Rochefort triple extra - Vol. Alcool : 8,1%
Le pitch:
Le monde trappiste est en ébullition depuis quelques mois. Alors qu'"Achel" perd son appellation trappiste, "Rochefort" étoffe sa gamme intemporelle de bières avec une triple clairement inattendue. Il a donc fallu attendre plus de 65 ans avant que les moines ne produisent une nouvelle bière (la dernière en date étant la Rochefort 8), et blonde de surcroit. En effet, leurs trois bières précédentes mieux connues sous le nom de Rochefort 6,8 et 10 étaient respectivement ambrée et brunes. Cette triple permet donc de se démarquer ostensiblement. Autre changement, les consommateurs de Rochefort auraient pu s'attendre à voir un chiffre trôner au beau milieu de l'étiquette, rappelant ainsi l'ancienne mesure exprimé en degrés Baumés (La Rochefort 10 équivaut donc à 10°Bé).
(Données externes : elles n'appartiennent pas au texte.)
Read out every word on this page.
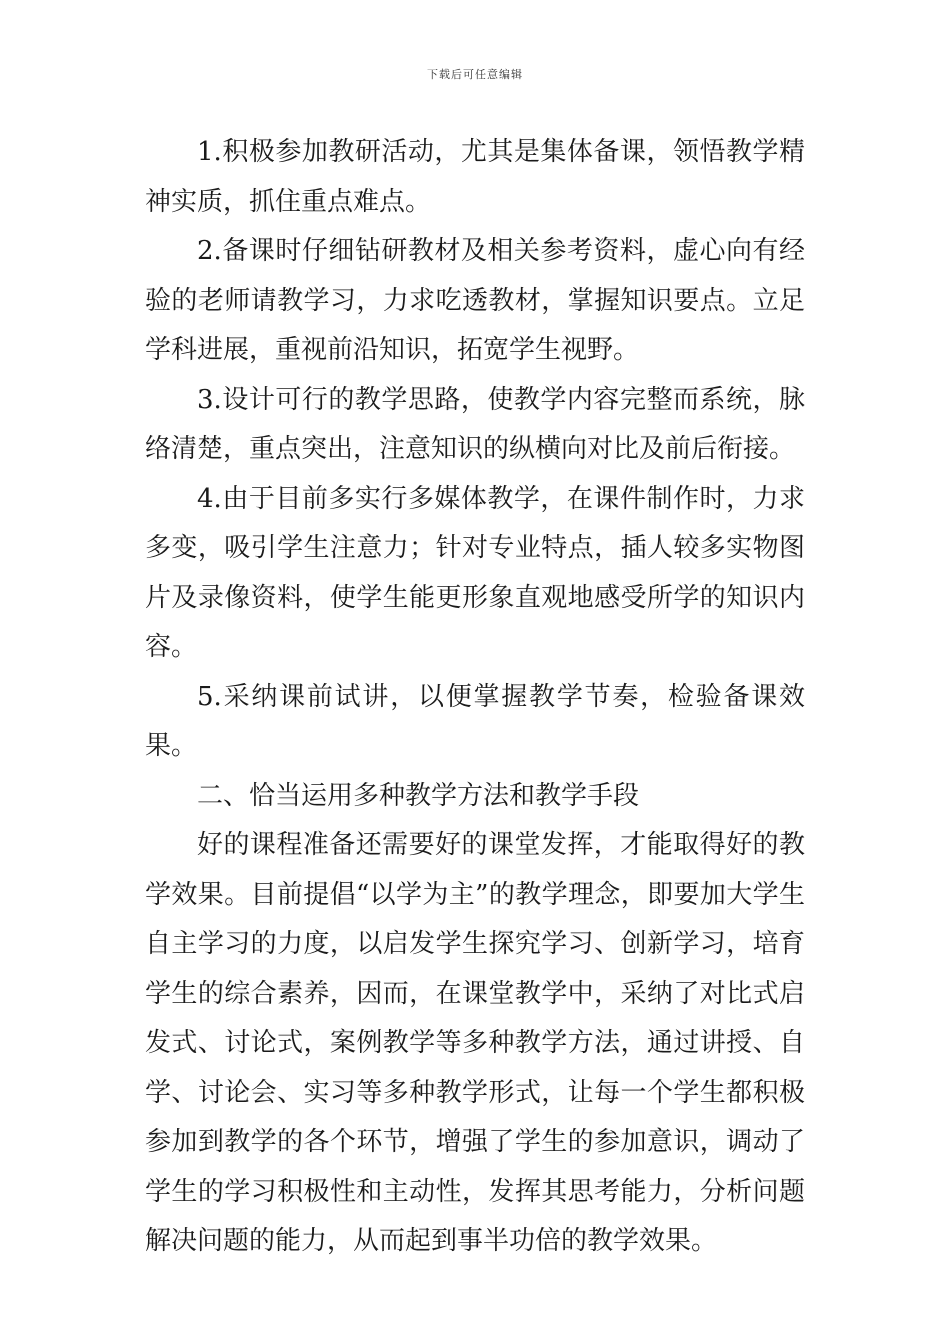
下载后可任意编辑

1.积极参加教研活动，尤其是集体备课，领悟教学精神实质，抓住重点难点。

2.备课时仔细钻研教材及相关参考资料，虚心向有经验的老师请教学习，力求吃透教材，掌握知识要点。立足学科进展，重视前沿知识，拓宽学生视野。

3.设计可行的教学思路，使教学内容完整而系统，脉络清楚，重点突出，注意知识的纵横向对比及前后衔接。

4.由于目前多实行多媒体教学，在课件制作时，力求多变，吸引学生注意力；针对专业特点，插人较多实物图片及录像资料，使学生能更形象直观地感受所学的知识内容。

5.采纳课前试讲，以便掌握教学节奏，检验备课效果。

二、恰当运用多种教学方法和教学手段

好的课程准备还需要好的课堂发挥，才能取得好的教学效果。目前提倡“以学为主”的教学理念，即要加大学生自主学习的力度，以启发学生探究学习、创新学习，培育学生的综合素养，因而，在课堂教学中，采纳了对比式启发式、讨论式，案例教学等多种教学方法，通过讲授、自学、讨论会、实习等多种教学形式，让每一个学生都积极参加到教学的各个环节，增强了学生的参加意识，调动了学生的学习积极性和主动性，发挥其思考能力，分析问题解决问题的能力，从而起到事半功倍的教学效果。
Cet indicateur qui servait à mesurer la quantité de sucre présent dans le moût avant fermentation ne fût utilisé qu'avant 1993, date à laquelle les normes imposées par l'union européenne l'ont remplacé par l'actuel degré Plato (°P). Il est donc normal de voir un logo "triple" sur fond violet siéger sur le devant de l'étiquette. La suite de l'appellation "extra" n'est finalement qu'un hommage centenaire à leur première bière "blonde extra" produite en 1920. La bière a, évidemment, été brassée dans le respect de la tradition monacale, avec une souche de levure qui leur est propre et une eau de brassage pure qui sort tout droit de la source Tridaine aux abords de la brasserie. On peut également noter une adjonction d'épices et d'écorces d'orange pour sublimer la dégustation.
La dégustation:
Dès le versement du liquide, une mousse ivoire et abondante envahit le verre. Dense et tenace, elle se ratatine légèrement en dentelles pour exhiber une robe dorée/orangée brumeuse et rayonnante. On peut apercevoir de fugaces micro-bulles près de la surface, ce qui est déjà une indication sur sa pétillance. Mis à part une base céréalière solide, l'inauguration olfactive nous mène sur des parfums d'orange, de marmelade, de mandarine et de prune verte, ce qui rend l'ensemble finalement assez doux, comme une confiserie. Le houblon est logiquement en retrait avec une subtile note fleurie et herbeuse. La progression odorante est ensuite plus levurée, avec de légers esters fruités de poire, de banane (un minimum, ouf!) ou encore d'abricot. Le départ gustatif débute amplement, mais sans lourdeur, avec un parfait dialogue entre malt et houblons. Les saveurs fleuries de miel, de pamplemousse et de zestes d'orange se démarquent pour mener vers une amertume verte et d'agrumes bien ressentie. C'est raisonnablement effervescent (par rapport à la moyenne des triples), la texture est légèrement farineuse et moelleuse avec une douceur qui se mêle à l'alcool tout en finesse. Certes, c'est sucré, mais loin d'être écœurant. Les codes de la triple classique sont bousculés avec cette "Rochefort" qui se différencie par une bonne balance des matières premières pour mettre en avant une complexité plus affirmée.